PreMode
Predicting mode-of-action of missense variants by deep graph representation learning of protein sequence and structural context
This is my second and main PhD project in Dr. Yufeng Shen’s lab. It is the upgraded version of RESCVE.
Accurate prediction of the functional impact of missense variants is important for disease gene discovery, clinical genetic diagnostics, therapeutic strategies, and protein engineering.
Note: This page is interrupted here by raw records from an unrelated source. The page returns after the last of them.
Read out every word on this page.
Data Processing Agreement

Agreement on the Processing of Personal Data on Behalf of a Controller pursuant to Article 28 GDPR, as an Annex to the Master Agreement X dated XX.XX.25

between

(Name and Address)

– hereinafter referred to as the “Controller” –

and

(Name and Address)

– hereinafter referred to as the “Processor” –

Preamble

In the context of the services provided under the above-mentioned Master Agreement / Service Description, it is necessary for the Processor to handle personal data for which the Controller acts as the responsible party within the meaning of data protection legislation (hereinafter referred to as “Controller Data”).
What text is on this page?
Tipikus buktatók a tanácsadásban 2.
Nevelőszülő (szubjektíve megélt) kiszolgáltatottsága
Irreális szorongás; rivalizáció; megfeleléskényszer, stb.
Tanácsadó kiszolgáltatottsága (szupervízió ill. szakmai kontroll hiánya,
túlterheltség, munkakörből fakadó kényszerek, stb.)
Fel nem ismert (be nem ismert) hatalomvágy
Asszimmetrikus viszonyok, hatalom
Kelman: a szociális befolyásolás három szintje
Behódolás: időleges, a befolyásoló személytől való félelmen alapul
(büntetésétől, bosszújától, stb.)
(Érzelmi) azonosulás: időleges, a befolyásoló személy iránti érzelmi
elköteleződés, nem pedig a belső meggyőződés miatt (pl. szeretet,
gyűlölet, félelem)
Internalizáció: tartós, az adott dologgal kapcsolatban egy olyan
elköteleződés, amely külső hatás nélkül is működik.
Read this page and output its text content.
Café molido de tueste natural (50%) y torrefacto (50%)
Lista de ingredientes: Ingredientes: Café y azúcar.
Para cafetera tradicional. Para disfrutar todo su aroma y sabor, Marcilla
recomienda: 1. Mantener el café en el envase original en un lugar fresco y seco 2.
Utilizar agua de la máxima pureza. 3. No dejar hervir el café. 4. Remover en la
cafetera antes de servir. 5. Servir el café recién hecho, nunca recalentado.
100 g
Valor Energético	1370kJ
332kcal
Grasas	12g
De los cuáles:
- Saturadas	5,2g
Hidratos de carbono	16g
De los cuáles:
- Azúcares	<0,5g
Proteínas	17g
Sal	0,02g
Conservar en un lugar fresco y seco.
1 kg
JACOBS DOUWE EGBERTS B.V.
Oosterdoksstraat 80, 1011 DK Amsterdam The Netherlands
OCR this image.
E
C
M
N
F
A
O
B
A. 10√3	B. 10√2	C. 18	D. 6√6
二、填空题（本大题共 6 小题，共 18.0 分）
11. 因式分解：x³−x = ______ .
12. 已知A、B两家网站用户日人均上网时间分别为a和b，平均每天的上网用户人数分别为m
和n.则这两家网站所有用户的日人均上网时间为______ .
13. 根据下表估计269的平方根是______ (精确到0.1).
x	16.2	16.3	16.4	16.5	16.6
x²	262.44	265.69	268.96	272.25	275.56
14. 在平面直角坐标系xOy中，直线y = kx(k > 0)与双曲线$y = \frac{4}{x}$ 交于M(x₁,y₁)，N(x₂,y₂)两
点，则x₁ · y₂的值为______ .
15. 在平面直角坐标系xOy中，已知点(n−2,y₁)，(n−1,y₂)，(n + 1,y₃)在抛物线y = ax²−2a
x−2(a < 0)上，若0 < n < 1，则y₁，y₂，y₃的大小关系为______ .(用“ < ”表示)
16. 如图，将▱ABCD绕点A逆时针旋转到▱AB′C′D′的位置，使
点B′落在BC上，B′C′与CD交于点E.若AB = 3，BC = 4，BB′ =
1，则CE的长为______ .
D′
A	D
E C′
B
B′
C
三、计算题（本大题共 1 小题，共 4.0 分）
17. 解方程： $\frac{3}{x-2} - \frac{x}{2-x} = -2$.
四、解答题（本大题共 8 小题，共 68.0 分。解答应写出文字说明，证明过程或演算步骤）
Previous efforts have focused on predicting a binary pathogenicity classification, but the functional impact of missense variants is multi-dimensional. Pathogenic missense variants in the same gene may act through different modes of action (i.e., gain/loss-of-function) by affecting different aspects of protein function. They may result in distinct clinical conditions that require different treatments. We developed a new method, PreMode, to perform gene-specific mode-of-action predictions. PreMode models effects of coding sequence variants using SE(3)-equivariant graph neural networks on protein sequences and structures. Using the largest-to-date set of missense variants with known modes of action, we showed that PreMode reached state-of-the-art performance in multiple types of mode-of-action predictions by efficient transfer-learning. Additionally, PreMode’s prediction of G/LoF variants in a kinase is validated with inactive-active conformation transition energy changes. Finally, we show that PreMode enables efficient study design of deep mutational scans and optimization in protein engineering.
For details, please check our manuscript and GitHub repository.